American tax law is ridiculously over-complicated and there is a lot of misinformation and scams out there. I’m not a lawyer, I’m no longer a certified tax professional (although I used to be), and this is just my opinion and personal experience. But I’m really frustrated seeing these particular myths so often.

Common Myth #1: You will earn less money if you get a raise that places you into a higher tax bracket

At $91,900 of taxable income per year in 2017, as a single person with no kids, your federal tax bracket increases from 25% to 28%. This does not mean that someone who earns $91,899 in taxable income pays $22,975 in taxes (25%) and someone who earns $91,901 pays $25,732 (28%). If they did, that would suck (you’d loose $2,757 just by getting a $2 raise).

How tax brackets actually work is that you pay the bracket percentage at each tier. So, your first $9,325 you earn is taxed at 10%. Then, everything between $9,325 and $37,950 is taxed at 15%. This continues through each bracket.

So, in our example, someone earning $91,899 is only paying around $18,713. The person with the $2 raise only gets that additional dollar taxed at the 28% rate… so they pay maybe another fifty cents or so in taxes. Fifty cents isn’t a big deal when you’re making nearly six figures (whereas $2,700 is a rent payment or two for most people at that income).

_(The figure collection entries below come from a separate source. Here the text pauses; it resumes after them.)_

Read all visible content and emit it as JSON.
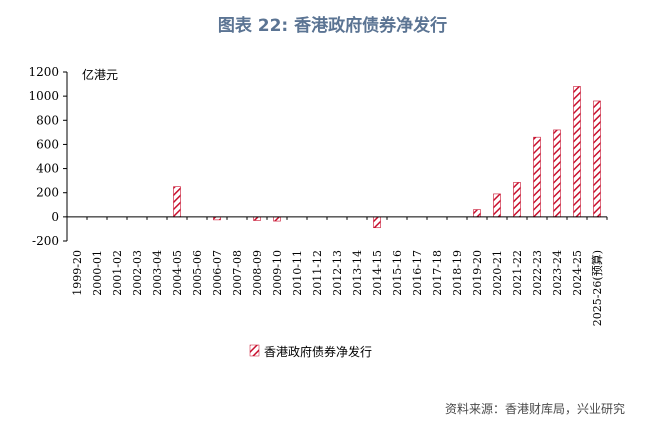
{
  "title": "图表 22: 香港政府债券净发行",
  "source": "资料来源：香港财库局，兴业研究",
  "colors": {
    "title": "#5b7493",
    "bar": "#c8102e"
  },
  "chart_data": {
    "type": "bar",
    "unit_label": "亿港元",
    "ylim": [
      -200,
      1200
    ],
    "yticks": [
      -200,
      0,
      200,
      400,
      600,
      800,
      1000,
      1200
    ],
    "ytick_labels": [
      "-200",
      "0",
      "200",
      "400",
      "600",
      "800",
      "1000",
      "1200"
    ],
    "grid": false,
    "legend_position": "bottom",
    "categories": [
      "1999-20",
      "2000-01",
      "2001-02",
      "2002-03",
      "2003-04",
      "2004-05",
      "2005-06",
      "2006-07",
      "2007-08",
      "2008-09",
      "2009-10",
      "2010-11",
      "2011-12",
      "2012-13",
      "2013-14",
      "2014-15",
      "2015-16",
      "2016-17",
      "2017-18",
      "2018-19",
      "2019-20",
      "2020-21",
      "2021-22",
      "2022-23",
      "2023-24",
      "2024-25",
      "2025-26(预算)"
    ],
    "series": [
      {
        "name": "香港政府债券净发行",
        "pattern": "diagonal-hatch",
        "values": [
          0,
          0,
          0,
          0,
          0,
          250,
          0,
          -25,
          0,
          -30,
          -35,
          0,
          0,
          0,
          0,
          -90,
          0,
          0,
          0,
          0,
          60,
          190,
          285,
          660,
          720,
          1080,
          960
        ]
      }
    ]
  }
}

Common Myth #2: If I donate $100 to a tax deductible charity, I’ll owe $100 less on my taxes

This one is perpetuated by commercials promising tax deductions for your donations. This one is partially true for some people. However, in my experience, it doesn’t apply to most people who do not own their own homes or businesses. If it does apply to you, you’ll be disappointed in how much money you actually save.

Let’s walk through an example. Let’s say I earn $100,000 per year. My taxable income will not be $100,000. My personal exemption is $4,050 (which means the first $4,050 I earn isn’t taxed at all. That’s all mine). Additionally, I may have several deductions. The standard deduction for someone who is single with no kids is $6,350. That further reduces my taxable income. So, my $100,000 income is only $89,600 of taxable income (note: just these two items reduced my income to a lower tax bracket!). I’d be looking at around $18,178 in taxes.

You may either choose the standard deduction or itemized deductions. Unless your itemized deductions add up to over $6,350, it’s not worth it to itemize. Home mortgage interest, business expenses, and charitable donations are some of the most common itemized deductions. Unless you own a home or small business, you probably won’t hit the $6,350.

I don’t own a home or business, so it’s unlikely my mortgage interest or business expenses will ever add up to over $6,350. I could, however, donate $7,000 to my favorite charity. This will not reduce the taxes I owe. Instead, it reduces my taxable income to $88,950, because I can choose to use the itemized deductions (my donations) instead of the standard deduction. This reduces my total taxes paid to around $18,003.

Let me reiterate: donating $7,000 to my favorite charity reduced the taxes I owe by $175. If you’re donating to charities out of the goodness of your heart, great! If you’re donating money to reduce your tax bill, don’t.

Common Myth #3: Retirement funds don’t make a huge difference in taxes

Again, let’s say I make $100,000. I want to reduce my taxable income, and donations to charity obviously aren’t the answer. I have the option, through my employer, to make pre-tax contributions to Health Savings Accounts and 401ks. I elect to place 5% of my income in the 401k, and 1% into the HSA. At the end of a year, I’ll have $5,000 growing in a retirement account, and $1,000 ready for a medical emergency. This is a smart emergency fund and retirement investment strategy.

But it’s also a smart tax strategy. Because the contributions are pre-tax, it reduces my taxable income from $100,000 to $94,000. Subtract my standard deduction and personal exemption, and we’re down to $83,600 of taxable income. That comes out to around $16,428 in taxes.

By electing to set aside $5,000 to retirement and $1,000 to my medical emergency fund, I’ll pay $1,750 less in taxes every year. I’m investing, I’m securing myself in case of a medical emergency, and I’m paying less taxes. Win-win-win.